The historic Glebe landmark Lyndhurst sold late on Saturday night for more than $7 million, setting a suburb record in the process.
Earlier in the day there were three registered bidders before a crowd of about 50 on the grounds of the Regency villa, with two offers of $6.2 million and $6.5 million before it was passed in on a vendor bid of $7 million.
Negotiations on the heritage-listed residence continued well into the evening before a deal was struck at what is believed to be more than $7 million. Harriet France, of Sotheby’s International, declined to comment on details. Settlement will reveal the exact result.
Regarded as one of the inner Sydney’s most historically significant homes, it has been held in private hands for the past decade when it was sold pre-auction for $3.3 million to stockbroker Tim Eustace and his partner Salvatore Panui.
Eustace and Panui are bound for Darlinghurst, where they bought another historic landmark, Iona, in March for $16 million from Hollywood filmmakers Baz Luhrmann and Catherine Martin.
Lyndhurst was designed by colonial architect John Verge and completed in 1837 as a Marine villa for principal surgeon at the time James Bowman.
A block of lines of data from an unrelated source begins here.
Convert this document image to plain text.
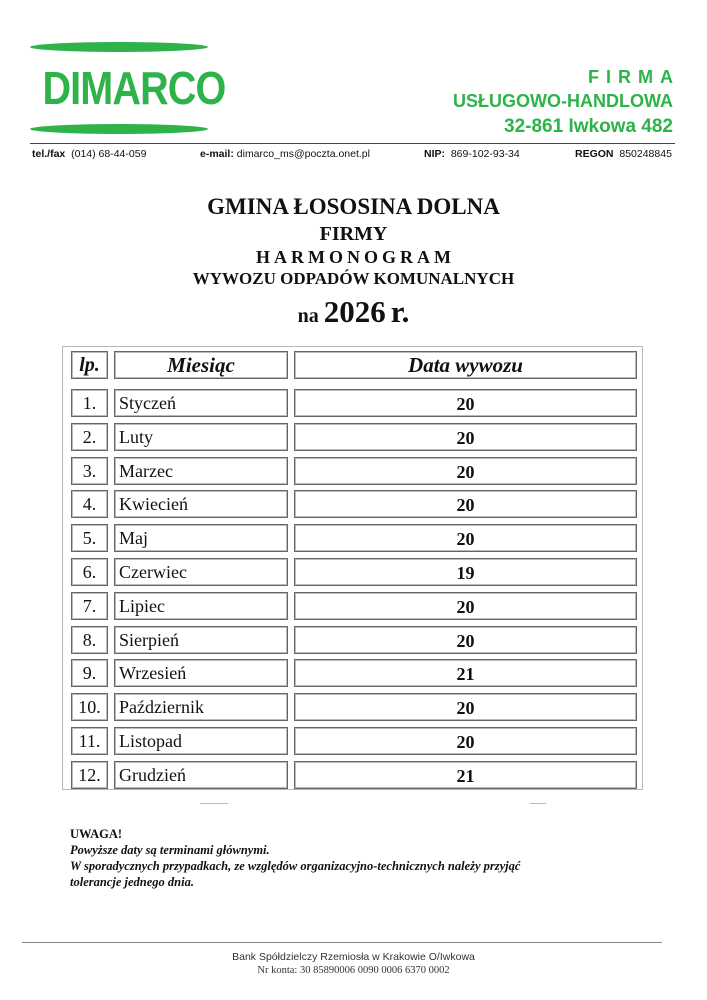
DIMARCO	FIRMA
USŁUGOWO-HANDLOWA
32-861 Iwkowa 482
tel./fax (014) 68-44-059	e-mail: dimarco_ms@poczta.onet.pl	NIP: 869-102-93-34	REGON 850248845
GMINA ŁOSOSINA DOLNA
FIRMY
HARMONOGRAM
WYWOZU ODPADÓW KOMUNALNYCH
na 2026 r.
lp.	Miesiąc	Data wywozu
1.	Styczeń	20
2.	Luty	20
3.	Marzec	20
4.	Kwiecień	20
5.	Maj	20
6.	Czerwiec	19
7.	Lipiec	20
8.	Sierpień	20
9.	Wrzesień	21
10.	Październik	20
11.	Listopad	20
12.	Grudzień	21
UWAGA!
Powyższe daty są terminami głównymi.
W sporadycznych przypadkach, ze względów organizacyjno-technicznych należy przyjąć
tolerancje jednego dnia.
Bank Spółdzielczy Rzemiosła w Krakowie O/Iwkowa
Nr konta: 30 85890006 0090 0006 6370 0002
After it was owned by the Anglican Church as a theological seminary and the Catholic Church as a monastery, its fortunes waned from 1877.
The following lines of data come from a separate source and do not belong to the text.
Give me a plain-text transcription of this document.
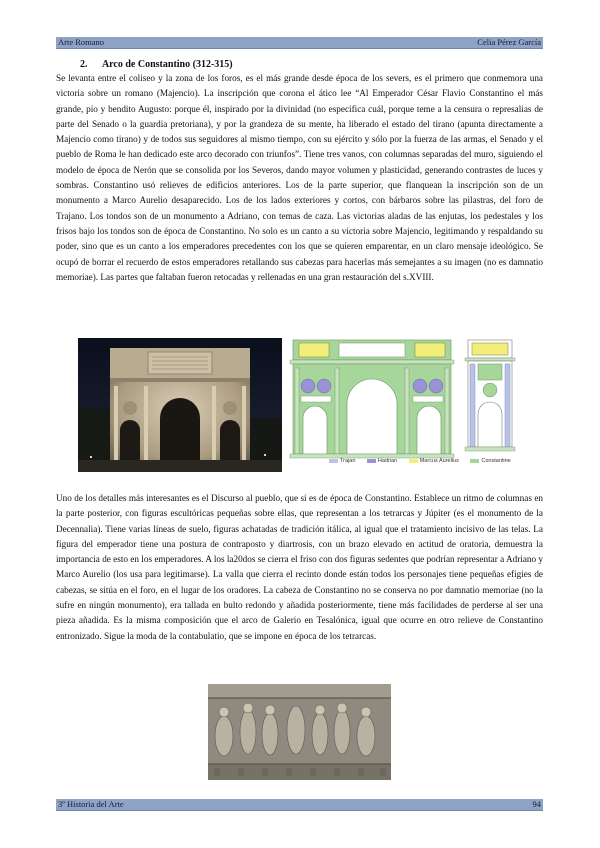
Arte Romano	Celia Pérez García
2. Arco de Constantino (312-315)

Se levanta entre el coliseo y la zona de los foros, es el más grande desde época de los severs, es el primero que conmemora una victoria sobre un romano (Majencio). La inscripción que corona el ático lee “Al Emperador César Flavio Constantino el más grande, pío y bendito Augusto: porque él, inspirado por la divinidad (no especifica cuál, porque teme a la censura o represalias de parte del Senado o la guardia pretoriana), y por la grandeza de su mente, ha liberado el estado del tirano (apunta directamente a Majencio como tirano) y de todos sus seguidores al mismo tiempo, con su ejército y sólo por la fuerza de las armas, el Senado y el pueblo de Roma le han dedicado este arco decorado con triunfos”. Tiene tres vanos, con columnas separadas del muro, siguiendo el modelo de época de Nerón que se consolida por los Severos, dando mayor volumen y plasticidad, generando contrastes de luces y sombras. Constantino usó relieves de edificios anteriores. Los de la parte superior, que flanquean la inscripción son de un monumento a Marco Aurelio desaparecido. Los de los lados exteriores y cortos, con bárbaros sobre las pilastras, del foro de Trajano. Los tondos son de un monumento a Adriano, con temas de caza. Las victorias aladas de las enjutas, los pedestales y los frisos bajo los tondos son de época de Constantino. No solo es un canto a su victoria sobre Majencio, legitimando y respaldando su poder, sino que es un canto a los emperadores precedentes con los que se quieren emparentar, en un claro mensaje ideológico. Se ocupó de borrar el recuerdo de estos emperadores retallando sus cabezas para hacerlas más semejantes a su imagen (no es damnatio memoriae). Las partes que faltaban fueron retocadas y rellenadas en una gran restauración del s.XVIII.

Trajan	Hadrian	Marcus Aurelius	Constantine

Uno de los detalles más interesantes es el Discurso al pueblo, que sí es de época de Constantino. Establece un ritmo de columnas en la parte posterior, con figuras escultóricas pequeñas sobre ellas, que representan a los tetrarcas y Júpiter (es el monumento de la Decennalia). Tiene varias líneas de suelo, figuras achatadas de tradición itálica, al igual que el tratamiento incisivo de las telas. La figura del emperador tiene una postura de contraposto y diartrosis, con un brazo elevado en actitud de oratoria, demuestra la importancia de esto en los emperadores. A los la20dos se cierra el friso con dos figuras sedentes que podrían representar a Adriano y Marco Aurelio (los usa para legitimarse). La valla que cierra el recinto donde están todos los personajes tiene pequeñas efigies de cabezas, se sitúa en el foro, en el lugar de los oradores. La cabeza de Constantino no se conserva no por damnatio memoriae (no la sufre en ningún monumento), era tallada en bulto redondo y añadida posteriormente, tiene más facilidades de perderse al ser una pieza añadida. Es la misma composición que el arco de Galerio en Tesalónica, igual que ocurre en otro relieve de Constantino entronizado. Sigue la moda de la contabulatio, que se impone en época de los tetrarcas.

3º Historia del Arte	94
From its use as a maternity hospital, it was later home to a pickle, soap and broom factory before the Australian Nazi headquarters were based there, followed by squatters.
By the early 1970s the near derelict house had been sold to the Department of Main Roads and was slated for demolition to make way for an expressway before the late former premier Neville Wran stepped in and saved it.
Wran passed it over to the Historic Houses Trust, and after its restoration by heritage architect Clive Lucas it was retained as their headquarters until it was sold to Eustace and Panui a decade ago.
The sale tops the $5 million suburb record set two years ago when the historic Georgian Regency residence Rothwell House was sold by heritage architect Otto Cserhalmi.